Things come to a head when he discovers the Ace Face, the leader of his local Mod group, is a lowly bellboy at a hotel. This is the last straw for Jimmy, who can’t take any further rejections, disappointments, and disillusionments. He steals a boat and sails out to a rock overlooking the sea, where he again contemplates suicide.

It starts raining, and Jimmy sits on the rock thinking through his troubled life. Then the four competing aspects of his personality announce themselves, separately at first, but gradually starting to merge into one, faster and faster, until finally Jimmy is at peace with himself.

Track listing:

“I Am the Sea”
“The Real Me” (#82 on the U.S. Cash Box chart; #92 on Billboard)
“Quadrophenia” (instrumental)
“Cut My Hair”
“The Punk and the Godfather”
“I’m One”
“The Dirty Jobs”
“Helpless Dancer” (Roger’s theme)
“Is It in My Head?”
“I’ve Had Enough”
“5:15” (#20 in the U.K.; #46 in Germany)
“Sea and Sand”
“Drowned”
“Bell Boy” (Keith’s theme)
“Doctor Jimmy” (including “Is It Me?,” John’s theme)
“The Rock” (instrumental, one of the most powerful and emotional moments for me)
“Love, Reign O’er Me” (Pete’s theme, another extremely emotional journey every single time) (#31 in Canada; #54 on the U.S. Cash Box list; #76 on U.S. Billboard)

Quad was made into a movie in 1979 (which I later came to realise I only saw a censored version of on VH1 in 1996), starring Phil Daniels as Jimmy and Sting as the Ace Face. Theatrical productions have been staged in 2005–2006, 2007–09, 2013, and 2017.

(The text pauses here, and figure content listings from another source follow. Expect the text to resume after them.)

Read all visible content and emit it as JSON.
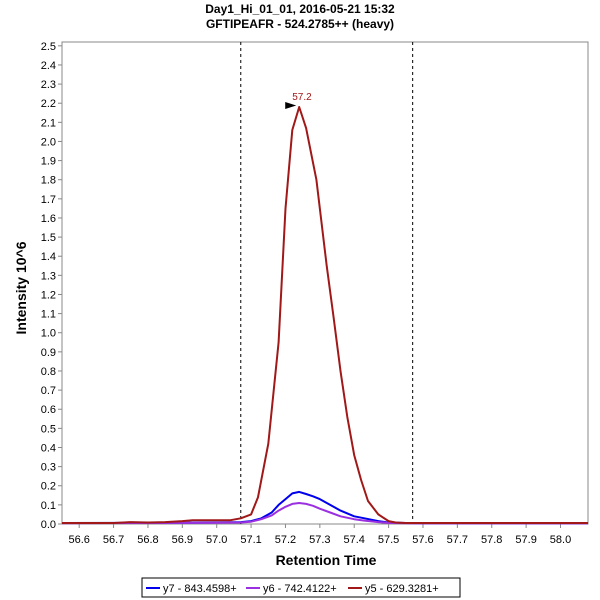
{
  "chart_data": {
    "type": "line",
    "title": "Day1_Hi_01_01, 2016-05-21 15:32",
    "subtitle": "GFTIPEAFR - 524.2785++ (heavy)",
    "xlabel": "Retention Time",
    "ylabel": "Intensity 10^6",
    "xlim": [
      56.55,
      58.08
    ],
    "ylim": [
      0,
      2.52
    ],
    "x_ticks": [
      "56.6",
      "56.7",
      "56.8",
      "56.9",
      "57.0",
      "57.1",
      "57.2",
      "57.3",
      "57.4",
      "57.5",
      "57.6",
      "57.7",
      "57.8",
      "57.9",
      "58.0"
    ],
    "y_ticks": [
      "0.0",
      "0.1",
      "0.2",
      "0.3",
      "0.4",
      "0.5",
      "0.6",
      "0.7",
      "0.8",
      "0.9",
      "1.0",
      "1.1",
      "1.2",
      "1.3",
      "1.4",
      "1.5",
      "1.6",
      "1.7",
      "1.8",
      "1.9",
      "2.0",
      "2.1",
      "2.2",
      "2.3",
      "2.4",
      "2.5"
    ],
    "integration_bounds": [
      57.07,
      57.57
    ],
    "peak_annotation": {
      "label": "57.2",
      "x": 57.24,
      "y": 2.18
    },
    "legend_position": "bottom",
    "grid": false,
    "series": [
      {
        "name": "y7 - 843.4598+",
        "color": "#0000ee",
        "x": [
          56.55,
          56.8,
          56.9,
          57.0,
          57.07,
          57.1,
          57.13,
          57.16,
          57.18,
          57.2,
          57.22,
          57.24,
          57.26,
          57.28,
          57.3,
          57.33,
          57.36,
          57.4,
          57.43,
          57.47,
          57.5,
          57.55,
          57.6,
          58.08
        ],
        "y": [
          0.005,
          0.006,
          0.007,
          0.008,
          0.01,
          0.015,
          0.03,
          0.06,
          0.1,
          0.13,
          0.16,
          0.168,
          0.157,
          0.145,
          0.13,
          0.1,
          0.07,
          0.04,
          0.03,
          0.015,
          0.008,
          0.005,
          0.004,
          0.004
        ]
      },
      {
        "name": "y6 - 742.4122+",
        "color": "#9b30e0",
        "x": [
          56.55,
          56.8,
          56.9,
          57.0,
          57.07,
          57.1,
          57.13,
          57.16,
          57.18,
          57.2,
          57.22,
          57.24,
          57.26,
          57.28,
          57.3,
          57.33,
          57.36,
          57.4,
          57.43,
          57.47,
          57.5,
          57.55,
          57.6,
          58.08
        ],
        "y": [
          0.004,
          0.005,
          0.006,
          0.007,
          0.008,
          0.012,
          0.025,
          0.045,
          0.07,
          0.09,
          0.105,
          0.11,
          0.105,
          0.095,
          0.08,
          0.06,
          0.04,
          0.025,
          0.018,
          0.01,
          0.006,
          0.004,
          0.003,
          0.003
        ]
      },
      {
        "name": "y5 - 629.3281+",
        "color": "#a01818",
        "x": [
          56.55,
          56.7,
          56.75,
          56.8,
          56.85,
          56.9,
          56.93,
          57.0,
          57.04,
          57.07,
          57.1,
          57.12,
          57.15,
          57.18,
          57.2,
          57.22,
          57.24,
          57.26,
          57.29,
          57.32,
          57.34,
          57.36,
          57.38,
          57.4,
          57.42,
          57.44,
          57.47,
          57.5,
          57.52,
          57.55,
          57.6,
          58.08
        ],
        "y": [
          0.005,
          0.005,
          0.01,
          0.008,
          0.01,
          0.015,
          0.02,
          0.02,
          0.02,
          0.03,
          0.05,
          0.14,
          0.42,
          0.95,
          1.65,
          2.06,
          2.18,
          2.07,
          1.8,
          1.35,
          1.08,
          0.8,
          0.56,
          0.36,
          0.23,
          0.12,
          0.05,
          0.015,
          0.008,
          0.005,
          0.005,
          0.005
        ]
      }
    ]
  }
}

In 2011, Quad was given a deluxe 5-CD boxed set treatment (which I don’t have), featuring two discs of demos, some discards from the final original album, and some songs in 5.1 surround sound. It also comes with a 100-page book that includes an essay by Pete about the making of the album, plus photos.

Also in 2011, the original two-disc album was rereleased with some of the demos as bonus tracks (also an edition I don’t have). Another reissue came in 2014, with a new remixing in 5.1 surround sound plus the 2011 deluxe edition stereo remix and the 1973 original stereo mix.

I’ve always been happy with just the original 1973 version on the first CD remastering and the vinyl! Why attempt to gild the lily when it was already perfect?

My favourite tracks are “Helpless Dancer” (which I’ve used as my screen name on several message boards), “Love, Reign O’er Me,” “Cut My Hair,” “The Punk and the Godfather,” “The Rock,” “Sea and Sand,” and “The Real Me.”